Try as we might to get our kids to clean their rooms on a more or less regular basis, there comes a time when mom (or dad) needs to step in for some hard-core organization. Here are some tips from Organized Home to help get you going in the right direction:
Take a child's eye view
Get down to your child's eye level to help him or her get organized. Look at your child's space, storage, furniture and possessions from his or her vantage point. Adult furniture and organizing systems don't translate well to children's needs. Sticky dresser drawers are hard for small hands to manage. Folding closet doors pinch fingers and jump their rails when pushed from the bottom. To organize a child's room, solutions must fit the child. For younger children, remove closet doors entirely. Lower clothing rods and invest in child-sized hangers. Use floor-level open containers to hold toys, open plastic baskets to store socks and underwear.
Bring the child into the process
Resist the urge to wade into the mess alone, garbage bags flying. Gritted teeth and threats of "You will keep this room clean!" don't touch the root of the problem: teaching children organization skills and maintenance methods. Partnered with your child, you stand a better chance of devising an organization scheme and system that makes sense to him or her. If they're involved in the effort, children are better able to understand the organizational logic and maintain an organized room.
Sort, store and simplify
Begin with clothing: sort it out! Store out-of-season or outgrown clothing elsewhere. Finally, simplify! Does your son really wear all 27 T-shirts crowding his drawer? Remove the extras so the remainder can stay neat and orderly in the available space. For younger children, a toy library is the answer to over-abundant toys. Using a large lidded plastic storage container, large box or even plastic garbage bag, entrust a selection of toys to the "toy library." Store the container in an out-of-the way place for several months. Some rainy day, bring out the toy library, swapping the stored toys for other playthings that have lost their savor. The stored toys will have regained their interest and freshness--and they won't have been underfoot in the child's room.
Contain, corral and control
Contain toys and other belongings before you store. Use plastic shoebox containers for smaller toys (Barbie clothes, Happy Meal give-aways), larger lidded bins for blocks, trucks and cars, light-weight cardboard records boxes for stuffed animals. Use specialty organizers to corral magazines and comic books, video games, or CDs and cassette tapes. A bonus: containers help parents control the number of toys out at any one time: "Sure, you can play with the farm set, just as soon as the Matchbox cars go back into their home!"

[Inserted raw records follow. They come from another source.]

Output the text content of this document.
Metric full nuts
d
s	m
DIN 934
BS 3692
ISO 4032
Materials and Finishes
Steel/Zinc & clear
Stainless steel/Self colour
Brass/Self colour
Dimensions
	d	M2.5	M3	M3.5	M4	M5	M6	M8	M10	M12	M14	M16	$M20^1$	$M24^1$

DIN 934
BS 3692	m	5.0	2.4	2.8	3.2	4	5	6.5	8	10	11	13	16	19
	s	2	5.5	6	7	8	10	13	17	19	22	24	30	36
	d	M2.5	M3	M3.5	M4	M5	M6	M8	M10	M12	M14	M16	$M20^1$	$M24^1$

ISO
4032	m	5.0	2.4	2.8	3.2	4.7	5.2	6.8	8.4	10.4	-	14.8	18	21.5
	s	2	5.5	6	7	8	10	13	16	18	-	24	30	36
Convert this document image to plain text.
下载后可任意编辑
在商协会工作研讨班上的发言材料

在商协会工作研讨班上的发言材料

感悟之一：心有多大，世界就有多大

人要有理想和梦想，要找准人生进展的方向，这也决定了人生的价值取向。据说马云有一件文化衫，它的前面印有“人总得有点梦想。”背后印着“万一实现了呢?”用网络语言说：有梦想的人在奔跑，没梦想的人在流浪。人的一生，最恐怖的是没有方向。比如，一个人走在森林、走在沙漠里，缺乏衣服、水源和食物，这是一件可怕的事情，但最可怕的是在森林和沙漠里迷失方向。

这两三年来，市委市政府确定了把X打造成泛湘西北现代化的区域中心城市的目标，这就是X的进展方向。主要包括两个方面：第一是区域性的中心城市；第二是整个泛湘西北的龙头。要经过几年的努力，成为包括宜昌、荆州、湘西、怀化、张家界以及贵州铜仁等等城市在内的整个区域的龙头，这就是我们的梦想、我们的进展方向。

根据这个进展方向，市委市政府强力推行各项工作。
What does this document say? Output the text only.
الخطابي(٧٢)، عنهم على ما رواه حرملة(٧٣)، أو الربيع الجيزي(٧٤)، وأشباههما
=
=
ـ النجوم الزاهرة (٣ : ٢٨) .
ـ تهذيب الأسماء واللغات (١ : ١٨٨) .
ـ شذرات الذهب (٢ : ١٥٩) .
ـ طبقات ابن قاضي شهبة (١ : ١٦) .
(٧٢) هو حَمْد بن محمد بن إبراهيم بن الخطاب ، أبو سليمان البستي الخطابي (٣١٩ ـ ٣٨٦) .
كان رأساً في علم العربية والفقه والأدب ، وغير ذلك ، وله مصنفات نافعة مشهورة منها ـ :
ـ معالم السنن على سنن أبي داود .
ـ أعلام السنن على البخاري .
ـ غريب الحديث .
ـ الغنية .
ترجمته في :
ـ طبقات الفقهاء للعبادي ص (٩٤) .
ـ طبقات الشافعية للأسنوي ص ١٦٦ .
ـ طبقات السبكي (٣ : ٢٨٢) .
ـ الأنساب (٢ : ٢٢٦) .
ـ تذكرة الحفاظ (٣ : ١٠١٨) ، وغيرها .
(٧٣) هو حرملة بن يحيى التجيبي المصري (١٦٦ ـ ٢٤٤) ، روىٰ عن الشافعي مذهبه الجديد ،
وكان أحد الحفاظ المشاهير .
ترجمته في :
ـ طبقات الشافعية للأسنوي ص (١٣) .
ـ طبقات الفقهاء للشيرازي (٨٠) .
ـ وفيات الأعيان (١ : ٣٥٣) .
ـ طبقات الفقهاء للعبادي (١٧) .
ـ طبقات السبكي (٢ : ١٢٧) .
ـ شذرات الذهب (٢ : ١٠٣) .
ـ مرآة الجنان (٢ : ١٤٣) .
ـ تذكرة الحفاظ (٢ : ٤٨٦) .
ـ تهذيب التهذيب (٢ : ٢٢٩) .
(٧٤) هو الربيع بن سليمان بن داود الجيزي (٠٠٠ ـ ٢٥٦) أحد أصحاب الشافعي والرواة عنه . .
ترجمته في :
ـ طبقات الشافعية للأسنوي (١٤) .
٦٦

Make it easier to put away, harder to get out
The premier rule for efficient children's storage? Make it easier to put something away than it is to get it out. For example, store picture books as a flip-file, standing upright in a plastic dishpan. The child flips through the books, makes his selection, and tosses the book in the front of the dishpan when he's done. Compare a traditional bookcase, where little fingers can pull down a whole shelf faster than they can replace one book. Build the effort into the getting out, not the putting away.
Organize bottom to top
Befitting a child's shorter stature, start organizing from the bottom of the room, and work to the top. Most used toys and belongings should live on lower shelves, in lower drawers, or on the floor. Higher levels are designated for less-frequently-used possessions. Working bottom to top, the best-loved teddy bear sits in a small rocker on the floor, while the extensive Grandma-driven bear collection is displayed on a shelf built 6 feet up the wall.
Label, label, label
When it comes to keeping kids' rooms organized for the long haul, labels save the day!